How Does AdBlue Work?

AdBlue is a high purity aqueous urea solution used in SCR (selective catalytic reduction) diesel systems to reduce nitrogen oxide emissions. AdBlue is stored separately from the vehicle's diesel supply and works through a sensor located in the vehicle's exhaust system. The sensor measures the amount of solution injected into the vehicle's SCR system to ensure the emissions are safely converted into nitrogen and water.

The injection rate depends on the vehicle’s after-treatment system but is commonly 2 to 6 percent of diesel consumption volume. An electronic control unit measures and adjusts the addition of fluid relative to the engine’s operating speed and temperature.

SCR systems are common in thermal and fossil fuel power stations, gas turbines, large marine power vehicles and locomotive diesel engines.
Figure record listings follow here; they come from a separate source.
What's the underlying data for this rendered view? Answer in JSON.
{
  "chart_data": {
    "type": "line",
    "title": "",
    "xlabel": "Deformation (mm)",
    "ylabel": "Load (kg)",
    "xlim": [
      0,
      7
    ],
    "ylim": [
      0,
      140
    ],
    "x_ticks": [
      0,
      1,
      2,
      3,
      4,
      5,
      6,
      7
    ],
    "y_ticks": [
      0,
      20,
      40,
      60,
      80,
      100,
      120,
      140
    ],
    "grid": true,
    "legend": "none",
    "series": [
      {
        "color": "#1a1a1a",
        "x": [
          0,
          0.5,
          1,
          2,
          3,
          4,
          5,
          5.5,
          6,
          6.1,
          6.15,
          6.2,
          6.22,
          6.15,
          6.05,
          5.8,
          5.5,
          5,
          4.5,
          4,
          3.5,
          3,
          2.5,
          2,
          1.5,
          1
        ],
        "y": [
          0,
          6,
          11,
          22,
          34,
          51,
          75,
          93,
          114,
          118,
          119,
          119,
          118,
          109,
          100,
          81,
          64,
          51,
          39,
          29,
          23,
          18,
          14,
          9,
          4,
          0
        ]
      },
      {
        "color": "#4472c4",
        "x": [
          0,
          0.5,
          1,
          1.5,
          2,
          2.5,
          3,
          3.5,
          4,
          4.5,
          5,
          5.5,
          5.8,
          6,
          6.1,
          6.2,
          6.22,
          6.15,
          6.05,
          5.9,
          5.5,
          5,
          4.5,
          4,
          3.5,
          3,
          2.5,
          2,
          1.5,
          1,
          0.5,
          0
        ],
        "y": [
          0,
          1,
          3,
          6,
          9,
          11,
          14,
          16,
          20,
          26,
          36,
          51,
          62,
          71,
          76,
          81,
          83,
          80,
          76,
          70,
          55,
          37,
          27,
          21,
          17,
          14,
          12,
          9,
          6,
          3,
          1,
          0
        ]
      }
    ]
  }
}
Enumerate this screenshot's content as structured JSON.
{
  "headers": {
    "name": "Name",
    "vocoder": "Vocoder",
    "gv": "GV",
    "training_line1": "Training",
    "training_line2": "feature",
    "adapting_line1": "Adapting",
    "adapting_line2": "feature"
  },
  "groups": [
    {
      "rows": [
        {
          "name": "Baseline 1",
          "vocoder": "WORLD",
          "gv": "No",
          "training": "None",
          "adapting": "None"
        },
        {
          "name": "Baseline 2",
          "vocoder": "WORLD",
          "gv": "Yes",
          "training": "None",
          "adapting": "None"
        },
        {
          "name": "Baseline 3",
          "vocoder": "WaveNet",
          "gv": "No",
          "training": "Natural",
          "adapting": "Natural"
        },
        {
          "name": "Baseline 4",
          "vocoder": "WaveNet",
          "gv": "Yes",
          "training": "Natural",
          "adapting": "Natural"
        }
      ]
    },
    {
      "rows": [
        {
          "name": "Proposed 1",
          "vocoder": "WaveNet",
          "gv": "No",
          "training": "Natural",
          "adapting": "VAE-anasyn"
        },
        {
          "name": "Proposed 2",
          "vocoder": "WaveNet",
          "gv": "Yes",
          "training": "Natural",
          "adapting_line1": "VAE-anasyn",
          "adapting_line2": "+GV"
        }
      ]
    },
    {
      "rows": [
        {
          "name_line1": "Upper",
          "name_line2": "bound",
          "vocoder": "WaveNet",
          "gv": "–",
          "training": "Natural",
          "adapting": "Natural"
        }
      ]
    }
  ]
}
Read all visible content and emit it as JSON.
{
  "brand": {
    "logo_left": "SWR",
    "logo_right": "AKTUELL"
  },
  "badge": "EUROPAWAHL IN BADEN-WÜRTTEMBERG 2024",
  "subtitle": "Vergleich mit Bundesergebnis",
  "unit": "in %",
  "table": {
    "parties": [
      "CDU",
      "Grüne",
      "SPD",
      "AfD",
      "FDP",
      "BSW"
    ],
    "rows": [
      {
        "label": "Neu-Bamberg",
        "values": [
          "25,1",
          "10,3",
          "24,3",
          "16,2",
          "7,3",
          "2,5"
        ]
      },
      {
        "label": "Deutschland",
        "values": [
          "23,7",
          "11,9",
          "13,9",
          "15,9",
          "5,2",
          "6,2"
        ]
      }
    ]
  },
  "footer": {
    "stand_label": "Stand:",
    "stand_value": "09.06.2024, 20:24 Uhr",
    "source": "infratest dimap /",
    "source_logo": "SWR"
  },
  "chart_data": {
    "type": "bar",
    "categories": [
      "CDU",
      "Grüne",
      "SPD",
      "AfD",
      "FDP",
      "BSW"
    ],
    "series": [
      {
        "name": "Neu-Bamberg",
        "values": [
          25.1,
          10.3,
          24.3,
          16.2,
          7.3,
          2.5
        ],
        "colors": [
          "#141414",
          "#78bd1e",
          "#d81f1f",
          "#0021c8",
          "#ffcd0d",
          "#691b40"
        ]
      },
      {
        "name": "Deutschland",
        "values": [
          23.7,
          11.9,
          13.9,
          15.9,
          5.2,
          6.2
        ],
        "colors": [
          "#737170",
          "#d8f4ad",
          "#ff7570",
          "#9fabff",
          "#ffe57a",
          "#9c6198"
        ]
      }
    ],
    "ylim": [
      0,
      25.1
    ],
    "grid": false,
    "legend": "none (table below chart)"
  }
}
Combustion is optimized in these applications by achieving improved performance with a direct reduction of harmful emissions. Post-treatment stems from the basic principle that the chemical between nitrogen oxides and ammonia produce two relatively harmless substances: nitrogen and water vapor.

AdBlue contains 32.5 percent aqueous urea solution. AUS32 is nonflammable, nonexplosive and nontoxic. AdBlue is neither a fuel nor a fuel additive. It is a light colorless solution that reduces harmful emissions from diesel vehicles. AdBlue was developed to reduce the amount of harmful gases emitted from industrial or heavy goods vehicles.